Wilson's brother John Hunt Welch died in October 1852. He had married Elizabeth Trull (1817-1895). After the death of her husband, Elizabeth married Edward H. Eldredge in 1857. She died on the 4th of July in 1895. There are a couple of letters with the Trull and Eldredge names on them.
The correspondence centers around the town of Oxford, Maine, the town that over half of the correspondence pertains to, was located on land that was part of Shepardsfield Plantation (also called Bog Brook Plantation), granted on March 8, 1777 by the Massachusetts General Court to Alexander Shepard, Jr. of Newton, Massachusetts. The Pratt's family burial plot is in Shepards Cemetery.
On March 6, 1792, the plantation was incorporated as Hebron, with Oxford its southwesterly portion. First settled in 1794, Oxford was set off and incorporated on February 27, 1829. It annexed land from Otisfield in 1830, and Paris in 1838.The town was named after Oxford, in England.

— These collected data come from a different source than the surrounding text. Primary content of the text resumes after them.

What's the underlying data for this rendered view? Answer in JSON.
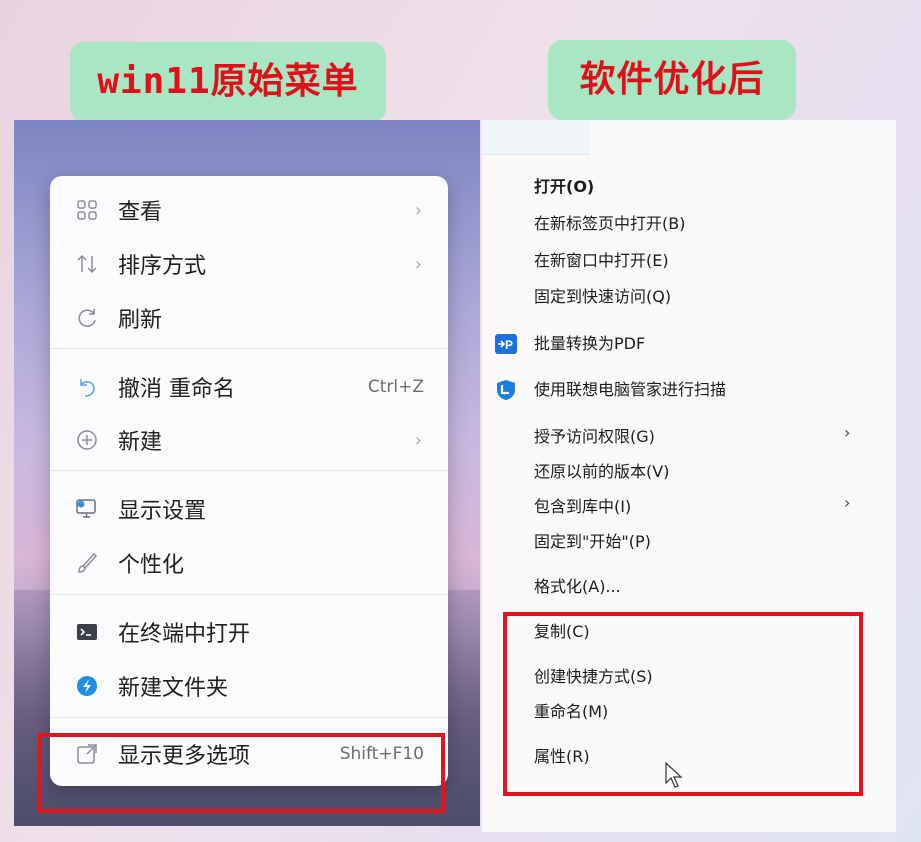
{
  "badges": {
    "left": "win11原始菜单",
    "right": "软件优化后"
  },
  "win11_menu": {
    "items": [
      {
        "label": "查看",
        "icon": "grid-view-icon",
        "shortcut": "",
        "has_submenu": true
      },
      {
        "label": "排序方式",
        "icon": "sort-arrows-icon",
        "shortcut": "",
        "has_submenu": true
      },
      {
        "label": "刷新",
        "icon": "refresh-icon",
        "shortcut": "",
        "has_submenu": false
      },
      {
        "label": "撤消 重命名",
        "icon": "undo-icon",
        "shortcut": "Ctrl+Z",
        "has_submenu": false
      },
      {
        "label": "新建",
        "icon": "new-plus-icon",
        "shortcut": "",
        "has_submenu": true
      },
      {
        "label": "显示设置",
        "icon": "display-settings-icon",
        "shortcut": "",
        "has_submenu": false
      },
      {
        "label": "个性化",
        "icon": "brush-icon",
        "shortcut": "",
        "has_submenu": false
      },
      {
        "label": "在终端中打开",
        "icon": "terminal-icon",
        "shortcut": "",
        "has_submenu": false
      },
      {
        "label": "新建文件夹",
        "icon": "new-folder-app-icon",
        "shortcut": "",
        "has_submenu": false
      },
      {
        "label": "显示更多选项",
        "icon": "show-more-options-icon",
        "shortcut": "Shift+F10",
        "has_submenu": false
      }
    ]
  },
  "classic_menu": {
    "items": [
      {
        "label": "打开(O)",
        "bold": true,
        "icon": "",
        "has_submenu": false
      },
      {
        "label": "在新标签页中打开(B)",
        "bold": false,
        "icon": "",
        "has_submenu": false
      },
      {
        "label": "在新窗口中打开(E)",
        "bold": false,
        "icon": "",
        "has_submenu": false
      },
      {
        "label": "固定到快速访问(Q)",
        "bold": false,
        "icon": "",
        "has_submenu": false
      },
      {
        "label": "批量转换为PDF",
        "bold": false,
        "icon": "pdf-convert-icon",
        "has_submenu": false
      },
      {
        "label": "使用联想电脑管家进行扫描",
        "bold": false,
        "icon": "lenovo-scan-icon",
        "has_submenu": false
      },
      {
        "label": "授予访问权限(G)",
        "bold": false,
        "icon": "",
        "has_submenu": true
      },
      {
        "label": "还原以前的版本(V)",
        "bold": false,
        "icon": "",
        "has_submenu": false
      },
      {
        "label": "包含到库中(I)",
        "bold": false,
        "icon": "",
        "has_submenu": true
      },
      {
        "label": "固定到\"开始\"(P)",
        "bold": false,
        "icon": "",
        "has_submenu": false
      },
      {
        "label": "格式化(A)...",
        "bold": false,
        "icon": "",
        "has_submenu": false
      },
      {
        "label": "复制(C)",
        "bold": false,
        "icon": "",
        "has_submenu": false
      },
      {
        "label": "创建快捷方式(S)",
        "bold": false,
        "icon": "",
        "has_submenu": false
      },
      {
        "label": "重命名(M)",
        "bold": false,
        "icon": "",
        "has_submenu": false
      },
      {
        "label": "属性(R)",
        "bold": false,
        "icon": "",
        "has_submenu": false
      }
    ]
  },
  "colors": {
    "highlight_red": "#e2141c",
    "badge_green": "#a9e6c4",
    "badge_text": "#e10f1a"
  }
}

Farmers grew mostly hay, and the town became noted for cattle. Mills were established at 2 water power sites; these developed in the 19th-century into principal villages (Oxford and Welchville) within the town, especially after the arrival of the Grand Trunk Railway in the 1850s. At the outlet of Thompson Lake was Oxford village, first called Craigie's Mill for the sawmill and gristmill built by Andrew Craigie, a Boston apothecary and land speculator. From a history of Oxford published in 1888 we find that the Grand Trunk Railway passed through the midst of the town, in the same general line with the river, and had a station (Oxford Depot) a short distance south of the centre. At Welchville, on the Little Androscoggin, was the woolen mill of the Harper Manufacturing Co., having had four sets of machinery, and having employed 50 persons; and the mill of the Monsam Manufacturing Co., which made leather board, and employed 15 men.
The chief centers of business, Welchville and Oxford Village, both had post-offices. At the latter, situated at the outlet of Thompson Pond, was a stave-mill, a flour-mill and the woolen mills of the Robinson Manufacturing Co., (having had three buildings and nine sets of machinery, and having employed 150 operatives at that time) and a shovel handle factory, which employed 10 men. There is much in the letters of this collection that speaks to the various industry, people, and property in the town, especially as it pertains to the Welch family and Pratt's involvement with them.